Par ailleurs, indépendamment de leur identité d’étudiant, de non étudiant ou de manifestant, quelques personnes se définissent comme souffrantes (7 fois dans CR). De quoi souffrent-elles ? « J’ai mal à la démocratie » (Francis Soulard, CR, p. 34), « J’ai l’âme en berne » (Louis Simard, CR, p. 55) : le mal n’est donc pas que physique, mais la participation au mouvement use les participants : « je suis mort de fatigue », écrit un étudiant (Jérémie Simard, CR, p. 68). « Étudiante à boutte », voilà comment se définit Léa Clermont-Dion (JMS, p. 121-122). Si plusieurs sont fatigués, c’est que la lutte est longue, et l’itinéraire tout autant.

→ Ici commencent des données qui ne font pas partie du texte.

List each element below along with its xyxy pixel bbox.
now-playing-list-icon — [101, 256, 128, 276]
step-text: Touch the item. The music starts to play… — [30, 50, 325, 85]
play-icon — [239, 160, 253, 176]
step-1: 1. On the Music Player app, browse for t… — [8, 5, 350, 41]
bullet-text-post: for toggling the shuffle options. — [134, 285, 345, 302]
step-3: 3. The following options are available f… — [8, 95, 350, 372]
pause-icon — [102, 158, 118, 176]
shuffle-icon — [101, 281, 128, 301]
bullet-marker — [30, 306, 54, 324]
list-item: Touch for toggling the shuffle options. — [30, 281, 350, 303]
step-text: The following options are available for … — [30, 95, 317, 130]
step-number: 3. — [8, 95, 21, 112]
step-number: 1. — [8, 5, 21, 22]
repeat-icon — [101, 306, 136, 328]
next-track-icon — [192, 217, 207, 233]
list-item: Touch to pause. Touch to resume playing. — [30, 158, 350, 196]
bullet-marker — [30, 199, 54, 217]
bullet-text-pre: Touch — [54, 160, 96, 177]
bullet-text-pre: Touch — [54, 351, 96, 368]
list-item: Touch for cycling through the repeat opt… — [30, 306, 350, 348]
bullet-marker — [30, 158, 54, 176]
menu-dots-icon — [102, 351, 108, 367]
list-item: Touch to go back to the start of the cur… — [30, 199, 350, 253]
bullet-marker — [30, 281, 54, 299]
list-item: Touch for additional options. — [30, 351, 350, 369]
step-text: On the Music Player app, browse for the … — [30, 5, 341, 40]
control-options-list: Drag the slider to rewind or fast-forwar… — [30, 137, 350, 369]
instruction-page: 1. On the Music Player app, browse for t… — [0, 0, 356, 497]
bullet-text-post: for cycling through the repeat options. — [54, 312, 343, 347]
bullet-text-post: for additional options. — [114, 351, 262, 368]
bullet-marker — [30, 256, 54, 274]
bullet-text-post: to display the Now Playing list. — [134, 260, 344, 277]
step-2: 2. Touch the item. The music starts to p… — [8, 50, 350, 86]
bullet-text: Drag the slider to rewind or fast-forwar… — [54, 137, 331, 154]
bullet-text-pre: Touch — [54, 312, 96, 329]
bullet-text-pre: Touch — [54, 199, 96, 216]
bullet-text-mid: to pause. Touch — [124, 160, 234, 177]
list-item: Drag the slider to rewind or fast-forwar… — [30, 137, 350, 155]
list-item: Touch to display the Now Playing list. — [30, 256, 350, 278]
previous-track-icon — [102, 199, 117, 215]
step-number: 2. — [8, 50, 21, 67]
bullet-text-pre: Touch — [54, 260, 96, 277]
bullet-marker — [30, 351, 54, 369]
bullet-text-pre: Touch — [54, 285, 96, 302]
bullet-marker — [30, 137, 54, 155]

Dans la marche, dans une manifestation, le groupe marque son appartenance au territoire ; les lieux que parcourt la manifestation ne sont pas neutres. Plusieurs lieux sont cités dans les textes et permettent de reconstituer un itinéraire dans la ville, celui de manifestations étudiantes, des concerts de casseroles. Partant de la Place Émilie-Gamelin (CR, p. 87 ; JMS, p. 79 ; PS, p. 21, 79), on marche rue Sainte-Catherine (CR, p. 129 et JMS, p. 63), rue Berri (CR, p. 127 ; JMS, p. 82 ; PS, p. 68), rue Cherrier (PS, p. 69), coin Saint-Laurent et Sherbrooke (CR, JMS, p. 147), coin Saint-Denis et Ontario (JMS, p. 133), Place des Festivals (PS, p. 55), rue Mayor (CR, p. 43), rue Sherbrooke (PS, p. 67), rue De Bleury (PS, p. 67), rue Melcalfe (PS, p. 69), boulevard René-Lévesque (PS, p. 68) coin Des Pins et Clark (CR, p. 114), Université McGill (JMS, p. 93), Parc Lafontaine (PS, p. 67), Parc Saint-Édouard dans la Petite-Patrie (CR, p. 94), rue Boyer (CR, p. 94), boul. Hochelaga-Maisonneuve (CR, p. 150), Île Sainte-Hélène (CR, p. 93). Si on retrace de la sorte l’itinéraire des manifestations de jour et de soir, qui se déroulent surtout au centre-ville de Montréal, entre grosso modo l’UQAM, le Cégep du Vieux-Montréal et l’université McGill, la Petite-Patrie est un haut lieu des concerts de casseroles.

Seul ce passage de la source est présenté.